Based on the information available, the Alabama Chapter of the American Academy of Pediatrics recommended all eligible students, faculty, and staff receive the COVID-19 vaccine. The group also advised all students and school staff to wear face masks for the upcoming fall semester.

According to the statement, “Masking also has the added benefit of reducing transmission of other respiratory viruses (like influenza and RSV) that would take time away from school.”  Furthermore, school districts should remain flexible and make adjustments, as necessary, as new information emerges in coming weeks.
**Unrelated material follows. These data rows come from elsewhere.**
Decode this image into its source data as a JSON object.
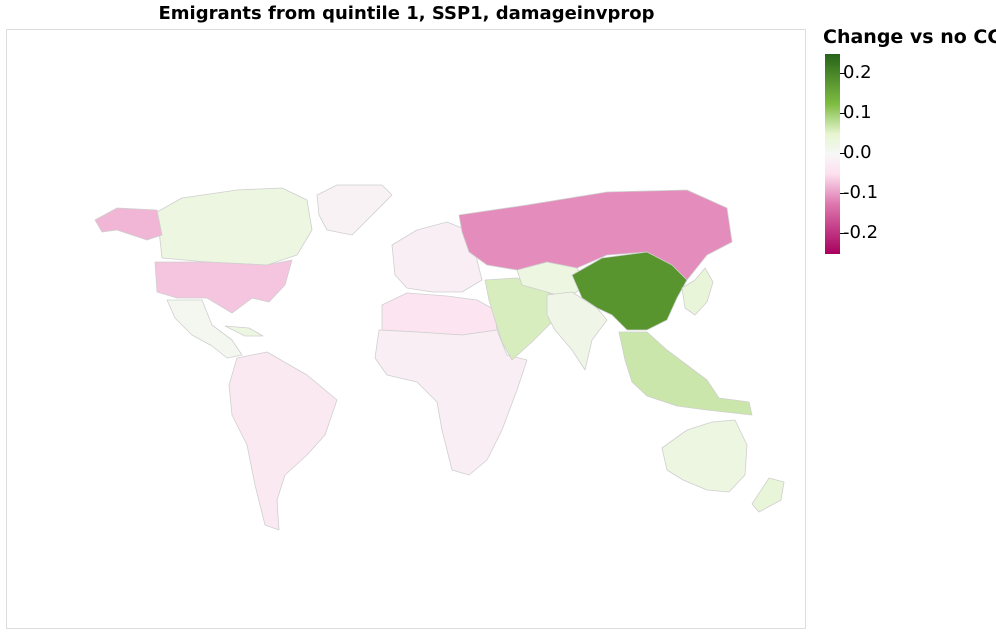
{
  "title": "Emigrants from quintile 1, SSP1, damageinvprop",
  "legend": {
    "title": "Change vs no CC",
    "ticks": [
      "0.2",
      "0.1",
      "0.0",
      "-0.1",
      "-0.2"
    ],
    "colors": {
      "max": "#276419",
      "mid_pos": "#7fbc41",
      "light_pos": "#e6f5d0",
      "zero": "#f7f7f7",
      "light_neg": "#fde0ef",
      "mid_neg": "#de77ae",
      "min": "#a8005e"
    }
  },
  "map_data": {
    "type": "choropleth",
    "color_domain": [
      -0.25,
      0.25
    ],
    "regions": [
      {
        "name": "Canada",
        "value": 0.03
      },
      {
        "name": "United States",
        "value": -0.07
      },
      {
        "name": "Alaska",
        "value": -0.08
      },
      {
        "name": "Greenland",
        "value": -0.01
      },
      {
        "name": "Mexico and Central America",
        "value": 0.01
      },
      {
        "name": "Caribbean",
        "value": 0.03
      },
      {
        "name": "South America",
        "value": -0.03
      },
      {
        "name": "Europe",
        "value": -0.02
      },
      {
        "name": "North Africa",
        "value": -0.04
      },
      {
        "name": "Sub-Saharan Africa",
        "value": -0.02
      },
      {
        "name": "Middle East",
        "value": 0.06
      },
      {
        "name": "Central Asia",
        "value": 0.03
      },
      {
        "name": "South Asia",
        "value": 0.02
      },
      {
        "name": "Russia",
        "value": -0.11
      },
      {
        "name": "China",
        "value": 0.18
      },
      {
        "name": "Japan and Korea",
        "value": 0.04
      },
      {
        "name": "Southeast Asia",
        "value": 0.07
      },
      {
        "name": "Australia",
        "value": 0.03
      },
      {
        "name": "New Zealand",
        "value": 0.04
      }
    ]
  }
}
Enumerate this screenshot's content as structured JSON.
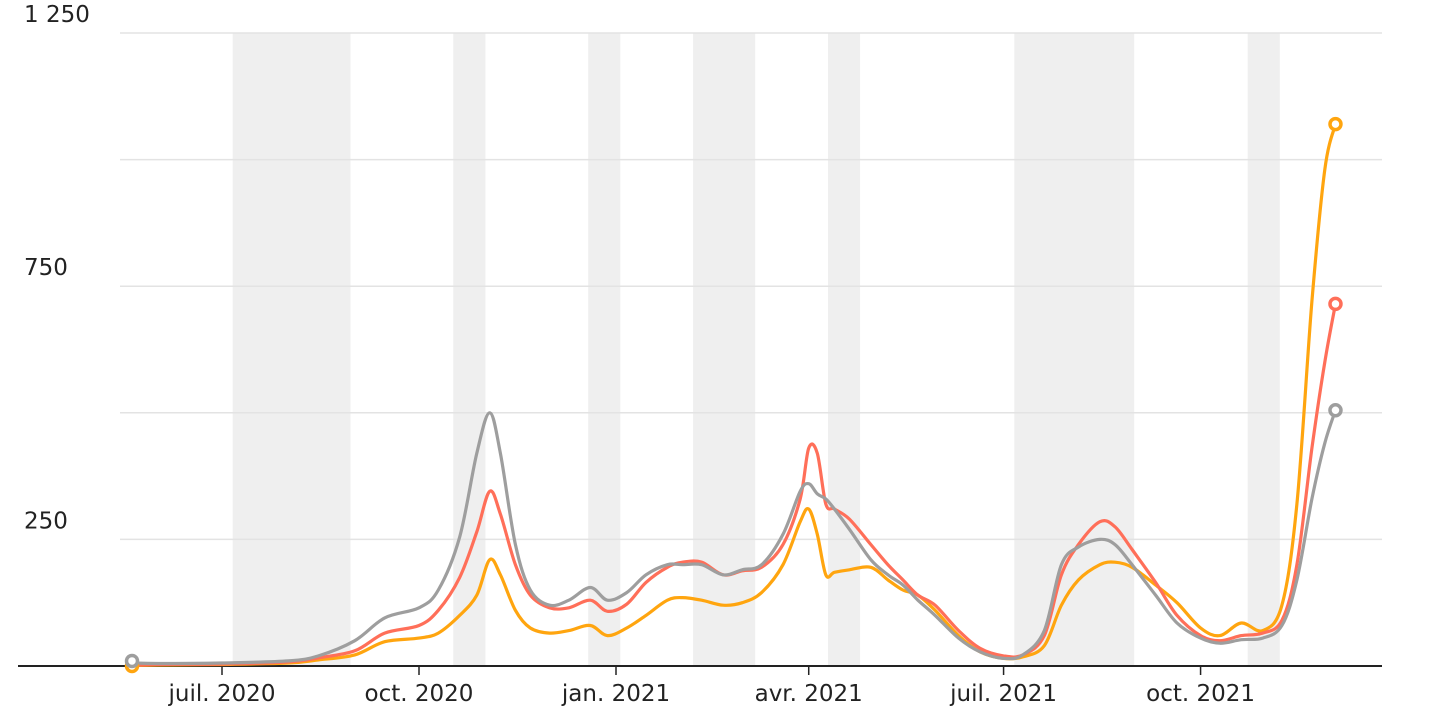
{
  "chart_data": {
    "type": "line",
    "x_axis": {
      "type": "date",
      "range": [
        "2020-04-15",
        "2021-12-31"
      ],
      "ticks": [
        {
          "date": "2020-07-01",
          "label": "juil. 2020"
        },
        {
          "date": "2020-10-01",
          "label": "oct. 2020"
        },
        {
          "date": "2021-01-01",
          "label": "jan. 2021"
        },
        {
          "date": "2021-04-01",
          "label": "avr. 2021"
        },
        {
          "date": "2021-07-01",
          "label": "juil. 2021"
        },
        {
          "date": "2021-10-01",
          "label": "oct. 2021"
        }
      ]
    },
    "y_axis": {
      "range": [
        0,
        1250
      ],
      "gridlines": [
        0,
        250,
        500,
        750,
        1000,
        1250
      ],
      "labels": [
        {
          "value": 250,
          "label": "250"
        },
        {
          "value": 750,
          "label": "750"
        },
        {
          "value": 1250,
          "label": "1 250"
        }
      ]
    },
    "shaded_periods": [
      [
        "2020-07-06",
        "2020-08-30"
      ],
      [
        "2020-10-17",
        "2020-11-01"
      ],
      [
        "2020-12-19",
        "2021-01-03"
      ],
      [
        "2021-02-06",
        "2021-03-07"
      ],
      [
        "2021-04-10",
        "2021-04-25"
      ],
      [
        "2021-07-06",
        "2021-08-31"
      ],
      [
        "2021-10-23",
        "2021-11-07"
      ]
    ],
    "series": [
      {
        "color": "#ff6f59",
        "points": [
          [
            "2020-06-01",
            3
          ],
          [
            "2020-07-01",
            4
          ],
          [
            "2020-08-01",
            8
          ],
          [
            "2020-08-15",
            16
          ],
          [
            "2020-09-01",
            30
          ],
          [
            "2020-09-15",
            65
          ],
          [
            "2020-10-01",
            80
          ],
          [
            "2020-10-10",
            110
          ],
          [
            "2020-10-20",
            175
          ],
          [
            "2020-10-28",
            265
          ],
          [
            "2020-11-03",
            345
          ],
          [
            "2020-11-08",
            300
          ],
          [
            "2020-11-15",
            200
          ],
          [
            "2020-11-22",
            140
          ],
          [
            "2020-12-01",
            115
          ],
          [
            "2020-12-10",
            115
          ],
          [
            "2020-12-20",
            130
          ],
          [
            "2020-12-28",
            108
          ],
          [
            "2021-01-06",
            122
          ],
          [
            "2021-01-15",
            165
          ],
          [
            "2021-01-25",
            195
          ],
          [
            "2021-02-01",
            205
          ],
          [
            "2021-02-10",
            205
          ],
          [
            "2021-02-20",
            180
          ],
          [
            "2021-03-01",
            188
          ],
          [
            "2021-03-10",
            195
          ],
          [
            "2021-03-20",
            240
          ],
          [
            "2021-03-28",
            330
          ],
          [
            "2021-04-01",
            430
          ],
          [
            "2021-04-05",
            420
          ],
          [
            "2021-04-09",
            320
          ],
          [
            "2021-04-13",
            310
          ],
          [
            "2021-04-20",
            290
          ],
          [
            "2021-04-30",
            240
          ],
          [
            "2021-05-08",
            200
          ],
          [
            "2021-05-15",
            170
          ],
          [
            "2021-05-22",
            140
          ],
          [
            "2021-05-30",
            120
          ],
          [
            "2021-06-10",
            70
          ],
          [
            "2021-06-20",
            35
          ],
          [
            "2021-07-01",
            20
          ],
          [
            "2021-07-10",
            22
          ],
          [
            "2021-07-20",
            60
          ],
          [
            "2021-07-28",
            180
          ],
          [
            "2021-08-05",
            240
          ],
          [
            "2021-08-15",
            285
          ],
          [
            "2021-08-22",
            275
          ],
          [
            "2021-08-30",
            230
          ],
          [
            "2021-09-10",
            165
          ],
          [
            "2021-09-20",
            100
          ],
          [
            "2021-10-01",
            60
          ],
          [
            "2021-10-10",
            50
          ],
          [
            "2021-10-20",
            60
          ],
          [
            "2021-10-30",
            65
          ],
          [
            "2021-11-08",
            90
          ],
          [
            "2021-11-15",
            200
          ],
          [
            "2021-11-22",
            430
          ],
          [
            "2021-11-28",
            600
          ],
          [
            "2021-12-03",
            715
          ]
        ]
      },
      {
        "color": "#ffa50f",
        "points": [
          [
            "2020-06-01",
            2
          ],
          [
            "2020-07-01",
            3
          ],
          [
            "2020-08-01",
            6
          ],
          [
            "2020-08-15",
            12
          ],
          [
            "2020-09-01",
            22
          ],
          [
            "2020-09-15",
            48
          ],
          [
            "2020-10-01",
            55
          ],
          [
            "2020-10-10",
            65
          ],
          [
            "2020-10-20",
            100
          ],
          [
            "2020-10-28",
            140
          ],
          [
            "2020-11-03",
            210
          ],
          [
            "2020-11-08",
            180
          ],
          [
            "2020-11-15",
            110
          ],
          [
            "2020-11-22",
            75
          ],
          [
            "2020-12-01",
            65
          ],
          [
            "2020-12-10",
            70
          ],
          [
            "2020-12-20",
            80
          ],
          [
            "2020-12-28",
            60
          ],
          [
            "2021-01-06",
            75
          ],
          [
            "2021-01-15",
            100
          ],
          [
            "2021-01-25",
            130
          ],
          [
            "2021-02-01",
            135
          ],
          [
            "2021-02-10",
            130
          ],
          [
            "2021-02-20",
            120
          ],
          [
            "2021-03-01",
            125
          ],
          [
            "2021-03-10",
            145
          ],
          [
            "2021-03-20",
            200
          ],
          [
            "2021-03-28",
            285
          ],
          [
            "2021-04-01",
            310
          ],
          [
            "2021-04-05",
            260
          ],
          [
            "2021-04-09",
            180
          ],
          [
            "2021-04-13",
            185
          ],
          [
            "2021-04-20",
            190
          ],
          [
            "2021-04-30",
            195
          ],
          [
            "2021-05-08",
            170
          ],
          [
            "2021-05-15",
            150
          ],
          [
            "2021-05-22",
            140
          ],
          [
            "2021-05-30",
            110
          ],
          [
            "2021-06-10",
            60
          ],
          [
            "2021-06-20",
            28
          ],
          [
            "2021-07-01",
            15
          ],
          [
            "2021-07-10",
            18
          ],
          [
            "2021-07-20",
            40
          ],
          [
            "2021-07-28",
            120
          ],
          [
            "2021-08-05",
            170
          ],
          [
            "2021-08-15",
            200
          ],
          [
            "2021-08-22",
            205
          ],
          [
            "2021-08-30",
            195
          ],
          [
            "2021-09-10",
            160
          ],
          [
            "2021-09-20",
            125
          ],
          [
            "2021-10-01",
            75
          ],
          [
            "2021-10-10",
            60
          ],
          [
            "2021-10-20",
            85
          ],
          [
            "2021-10-30",
            70
          ],
          [
            "2021-11-08",
            120
          ],
          [
            "2021-11-15",
            320
          ],
          [
            "2021-11-22",
            720
          ],
          [
            "2021-11-28",
            980
          ],
          [
            "2021-12-03",
            1070
          ]
        ]
      },
      {
        "color": "#9e9e9e",
        "points": [
          [
            "2020-06-01",
            5
          ],
          [
            "2020-07-01",
            6
          ],
          [
            "2020-08-01",
            10
          ],
          [
            "2020-08-15",
            20
          ],
          [
            "2020-09-01",
            50
          ],
          [
            "2020-09-15",
            95
          ],
          [
            "2020-10-01",
            115
          ],
          [
            "2020-10-10",
            150
          ],
          [
            "2020-10-20",
            255
          ],
          [
            "2020-10-28",
            420
          ],
          [
            "2020-11-03",
            500
          ],
          [
            "2020-11-08",
            420
          ],
          [
            "2020-11-15",
            240
          ],
          [
            "2020-11-22",
            150
          ],
          [
            "2020-12-01",
            120
          ],
          [
            "2020-12-10",
            130
          ],
          [
            "2020-12-20",
            155
          ],
          [
            "2020-12-28",
            130
          ],
          [
            "2021-01-06",
            145
          ],
          [
            "2021-01-15",
            180
          ],
          [
            "2021-01-25",
            200
          ],
          [
            "2021-02-01",
            200
          ],
          [
            "2021-02-10",
            200
          ],
          [
            "2021-02-20",
            180
          ],
          [
            "2021-03-01",
            190
          ],
          [
            "2021-03-10",
            200
          ],
          [
            "2021-03-20",
            260
          ],
          [
            "2021-03-28",
            345
          ],
          [
            "2021-04-01",
            360
          ],
          [
            "2021-04-05",
            340
          ],
          [
            "2021-04-09",
            330
          ],
          [
            "2021-04-13",
            310
          ],
          [
            "2021-04-20",
            270
          ],
          [
            "2021-04-30",
            210
          ],
          [
            "2021-05-08",
            180
          ],
          [
            "2021-05-15",
            160
          ],
          [
            "2021-05-22",
            130
          ],
          [
            "2021-05-30",
            100
          ],
          [
            "2021-06-10",
            55
          ],
          [
            "2021-06-20",
            28
          ],
          [
            "2021-07-01",
            15
          ],
          [
            "2021-07-10",
            22
          ],
          [
            "2021-07-20",
            70
          ],
          [
            "2021-07-28",
            200
          ],
          [
            "2021-08-05",
            235
          ],
          [
            "2021-08-15",
            250
          ],
          [
            "2021-08-22",
            240
          ],
          [
            "2021-08-30",
            200
          ],
          [
            "2021-09-10",
            140
          ],
          [
            "2021-09-20",
            85
          ],
          [
            "2021-10-01",
            55
          ],
          [
            "2021-10-10",
            45
          ],
          [
            "2021-10-20",
            52
          ],
          [
            "2021-10-30",
            55
          ],
          [
            "2021-11-08",
            80
          ],
          [
            "2021-11-15",
            170
          ],
          [
            "2021-11-22",
            330
          ],
          [
            "2021-11-28",
            440
          ],
          [
            "2021-12-03",
            505
          ]
        ]
      }
    ],
    "start_markers": [
      {
        "color": "#ffa50f",
        "date": "2020-04-25",
        "value": 0
      },
      {
        "color": "#9e9e9e",
        "date": "2020-04-25",
        "value": 6
      }
    ],
    "grid": true,
    "legend": "none"
  }
}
The pediatric group also weighed in on how schools should handle quarantine requirements for the upcoming school semester:

• People who do not demonstrate evidence of full vaccination should be in quarantine for a minimum of 10 days after close exposure (i.e. less than 6 feet for more than 15 minutes to a person who tested positive for COVID).

• Quarantine duration may be shortened to 7 days if there is no evidence of symptoms and a negative COVID test on day 5 or 6 post-exposure.

• If there is not a universal masking policy, exposed people should be expected to wear a mask for 14 days regardless of the duration of their quarantine.

• People who are able to demonstrate evidence of full vaccination status do not have to quarantine but should be notified to monitor for symptoms.

The statement also warned that choosing not to take steps to mitigate rising COVID-19 cases “will result in an increased number of pediatric infections and in a significant disruption of school-based activities.”